The key to succession planning is effective mentoring by the leader in order to hand things off smoothly. Mentoring is “establishing a relationship when an experienced mentor works to further the personal and professional growth of a protégé who is less experienced”. (Sosik, 2005)

A look at Joshua 1:1-18 reveals five principles of succession planning from the relationship between Moses and Joshua.

First, leaders must understand God is in charge of succession. The choice of successor ultimately remains in the hands of God to fulfill his purposes through his chosen leaders. (Beery, p. 2)

Second, leaders must recognize and develop emerging leaders. (Rothwell, 2005) Leaders need to know the competencies necessary for the next leader to be successful. (Metz, 1998)
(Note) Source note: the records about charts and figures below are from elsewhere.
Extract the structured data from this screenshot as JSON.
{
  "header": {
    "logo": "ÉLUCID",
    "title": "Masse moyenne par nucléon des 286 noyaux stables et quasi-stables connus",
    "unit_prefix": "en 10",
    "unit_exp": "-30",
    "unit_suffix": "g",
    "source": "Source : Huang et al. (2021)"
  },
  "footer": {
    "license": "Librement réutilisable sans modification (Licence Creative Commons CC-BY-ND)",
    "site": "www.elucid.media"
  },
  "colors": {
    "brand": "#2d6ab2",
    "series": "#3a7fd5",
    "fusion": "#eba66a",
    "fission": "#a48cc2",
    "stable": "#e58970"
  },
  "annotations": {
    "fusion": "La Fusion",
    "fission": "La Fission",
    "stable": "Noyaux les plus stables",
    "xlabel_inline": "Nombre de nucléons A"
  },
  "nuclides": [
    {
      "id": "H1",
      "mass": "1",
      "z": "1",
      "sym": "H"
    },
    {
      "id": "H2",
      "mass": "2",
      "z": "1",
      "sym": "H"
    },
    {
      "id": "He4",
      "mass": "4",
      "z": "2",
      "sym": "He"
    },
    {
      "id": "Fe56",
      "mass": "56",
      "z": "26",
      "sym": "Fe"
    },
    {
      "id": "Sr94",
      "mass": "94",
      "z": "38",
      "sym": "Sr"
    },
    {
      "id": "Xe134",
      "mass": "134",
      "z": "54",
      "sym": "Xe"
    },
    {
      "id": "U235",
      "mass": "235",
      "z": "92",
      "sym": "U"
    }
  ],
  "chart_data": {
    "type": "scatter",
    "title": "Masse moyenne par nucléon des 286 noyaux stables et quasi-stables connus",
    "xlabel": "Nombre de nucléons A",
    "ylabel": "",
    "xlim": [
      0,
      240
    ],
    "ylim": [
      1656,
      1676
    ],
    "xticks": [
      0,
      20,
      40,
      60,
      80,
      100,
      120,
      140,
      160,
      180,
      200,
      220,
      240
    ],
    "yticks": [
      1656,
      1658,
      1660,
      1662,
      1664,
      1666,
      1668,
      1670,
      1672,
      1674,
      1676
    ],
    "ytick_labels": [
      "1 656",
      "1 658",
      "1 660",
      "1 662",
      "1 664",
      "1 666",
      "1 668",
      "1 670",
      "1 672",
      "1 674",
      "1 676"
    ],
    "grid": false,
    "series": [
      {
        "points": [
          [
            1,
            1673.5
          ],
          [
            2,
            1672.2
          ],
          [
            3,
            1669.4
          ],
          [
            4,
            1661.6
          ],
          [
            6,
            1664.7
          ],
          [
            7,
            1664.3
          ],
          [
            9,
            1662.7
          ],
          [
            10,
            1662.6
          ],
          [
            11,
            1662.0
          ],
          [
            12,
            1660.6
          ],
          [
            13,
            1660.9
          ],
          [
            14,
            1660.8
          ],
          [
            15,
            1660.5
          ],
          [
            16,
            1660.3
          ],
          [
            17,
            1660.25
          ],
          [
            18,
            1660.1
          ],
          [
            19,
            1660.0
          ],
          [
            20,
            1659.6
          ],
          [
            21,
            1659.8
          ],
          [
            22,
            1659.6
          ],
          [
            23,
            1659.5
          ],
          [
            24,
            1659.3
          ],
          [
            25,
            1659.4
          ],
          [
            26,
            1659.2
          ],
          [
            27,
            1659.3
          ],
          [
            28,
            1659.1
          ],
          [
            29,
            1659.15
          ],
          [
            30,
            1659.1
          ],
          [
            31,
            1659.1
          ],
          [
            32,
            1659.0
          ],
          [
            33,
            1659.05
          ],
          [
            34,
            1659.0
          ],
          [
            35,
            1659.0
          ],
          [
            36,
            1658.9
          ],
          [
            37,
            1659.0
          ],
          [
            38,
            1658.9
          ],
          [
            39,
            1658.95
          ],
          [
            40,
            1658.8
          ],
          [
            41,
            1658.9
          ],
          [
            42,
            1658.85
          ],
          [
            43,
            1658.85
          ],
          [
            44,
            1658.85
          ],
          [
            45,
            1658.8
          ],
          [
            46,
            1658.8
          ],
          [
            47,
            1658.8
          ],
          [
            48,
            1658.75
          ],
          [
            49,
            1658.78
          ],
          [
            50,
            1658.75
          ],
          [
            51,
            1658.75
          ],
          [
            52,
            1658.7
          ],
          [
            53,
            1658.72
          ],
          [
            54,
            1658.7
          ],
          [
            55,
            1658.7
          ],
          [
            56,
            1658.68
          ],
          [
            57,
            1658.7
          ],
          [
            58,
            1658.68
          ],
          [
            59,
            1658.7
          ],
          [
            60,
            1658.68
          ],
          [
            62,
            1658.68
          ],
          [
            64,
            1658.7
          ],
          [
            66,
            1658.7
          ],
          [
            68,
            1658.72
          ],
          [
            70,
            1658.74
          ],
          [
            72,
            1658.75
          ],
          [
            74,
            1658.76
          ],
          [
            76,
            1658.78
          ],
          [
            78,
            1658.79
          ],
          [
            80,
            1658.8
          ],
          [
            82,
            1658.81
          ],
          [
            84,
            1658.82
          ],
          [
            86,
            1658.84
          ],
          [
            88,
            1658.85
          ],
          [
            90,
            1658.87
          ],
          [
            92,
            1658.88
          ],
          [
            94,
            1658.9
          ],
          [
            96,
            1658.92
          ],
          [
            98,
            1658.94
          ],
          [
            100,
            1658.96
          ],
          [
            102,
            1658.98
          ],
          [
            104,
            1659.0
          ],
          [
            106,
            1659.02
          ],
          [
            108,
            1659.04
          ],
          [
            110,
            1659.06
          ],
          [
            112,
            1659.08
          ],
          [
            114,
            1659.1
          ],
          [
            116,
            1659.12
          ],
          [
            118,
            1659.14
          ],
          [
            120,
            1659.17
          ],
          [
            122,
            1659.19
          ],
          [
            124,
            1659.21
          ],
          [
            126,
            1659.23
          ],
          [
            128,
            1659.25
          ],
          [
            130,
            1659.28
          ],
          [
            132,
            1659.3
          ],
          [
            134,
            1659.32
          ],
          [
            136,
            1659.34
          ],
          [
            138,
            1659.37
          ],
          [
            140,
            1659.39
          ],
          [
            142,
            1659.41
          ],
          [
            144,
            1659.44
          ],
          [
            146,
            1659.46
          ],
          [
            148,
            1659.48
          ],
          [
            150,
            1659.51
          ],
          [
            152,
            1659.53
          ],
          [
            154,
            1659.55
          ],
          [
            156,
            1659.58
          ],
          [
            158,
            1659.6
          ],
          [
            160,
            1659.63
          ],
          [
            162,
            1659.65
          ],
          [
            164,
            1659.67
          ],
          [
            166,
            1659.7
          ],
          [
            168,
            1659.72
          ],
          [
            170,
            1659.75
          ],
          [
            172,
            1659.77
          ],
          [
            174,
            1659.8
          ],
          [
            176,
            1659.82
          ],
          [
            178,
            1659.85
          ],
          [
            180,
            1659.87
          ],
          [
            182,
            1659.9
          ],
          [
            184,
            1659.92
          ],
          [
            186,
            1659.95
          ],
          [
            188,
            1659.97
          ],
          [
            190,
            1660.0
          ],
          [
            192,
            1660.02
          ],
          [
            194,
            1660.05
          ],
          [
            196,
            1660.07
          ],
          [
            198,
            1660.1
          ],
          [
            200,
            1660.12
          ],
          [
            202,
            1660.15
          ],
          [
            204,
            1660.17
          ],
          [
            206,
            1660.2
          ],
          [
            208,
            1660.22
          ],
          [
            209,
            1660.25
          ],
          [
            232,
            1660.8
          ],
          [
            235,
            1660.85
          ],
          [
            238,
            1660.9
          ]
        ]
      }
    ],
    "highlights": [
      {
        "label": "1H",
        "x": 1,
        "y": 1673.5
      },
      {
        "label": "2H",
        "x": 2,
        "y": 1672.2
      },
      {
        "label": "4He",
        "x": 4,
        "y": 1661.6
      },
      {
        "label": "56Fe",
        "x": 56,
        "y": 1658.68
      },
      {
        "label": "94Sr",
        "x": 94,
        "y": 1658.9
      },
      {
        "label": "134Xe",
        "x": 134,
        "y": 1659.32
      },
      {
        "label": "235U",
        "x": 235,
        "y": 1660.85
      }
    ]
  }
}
Third, leaders must personally mentor emerging leaders. Personal mentorship by the existing leader often trumps programmatic training. (Ready, 2007)

Fourth, leaders must recognize their personal limitations. This recognition can overcome the insecurity mentoring may produce, and wise leaders recognize it is better to hand off leadership before they are forced to. (Beery, p.2)

Finally, leaders must share leadership. God instructed Moses to share his authority with Joshua (Nu. 27:20), which it takes a strong leader to share authority. (Beery, p. 2)

References

Beery, K. (2009). Moses-Joshua Succession From Joshua 1:1-18. Enrichment Journal, Vol. 97(Iss. 2), pp. 97.

Crossway Bibles. (2007). ESV: study Bible: English standard version (ESV text ed). Wheaton, Ill: Crossway Bibles.

De Vries, M. F. R. K. (1988). The Dark Side of Ceo Succession. Management Review, 77(8), 23.

Gilmore, T. N. (1988). Making a leadership change: How organizations and leaders can handle leadership transitions successfully. San Francisco, CA: Jossey-Bass.

Haveman, H. A., & Khaire, M. V. (2004). Survival Beyond Succession? The Contingent Impact of Founder Succession on Organizational Failure. Journal of Business Venturing, (19), pp. 437–463.

Metz, E. J. (1998). Designing Succession Systems for New Competitive Realities. Human Resource Planning, Vo. 21(Iss. 3), pp. 31–37.

Ready, D. A., & Conger, J. A. (2007). Make Your Company A Talent Factory. Harvard Business Review, Vol. 85(Iss. 6), pp. 68–77.

Rothwell, W. J. (2005). Effective Succession Planning: Ensuring Leadership Continuity and Building Talent from Within (3rd ed.). New York, NY: AMACOM.

Sosik, J. J., Lee, D., & Bouquillon, E. A. (2005). Context and Mentoring: Examining Formal and Informal Relationships in High Tech Firms and K-12 Schools. Journal of Leadership & Organizational Studies, 12(2), 94–108.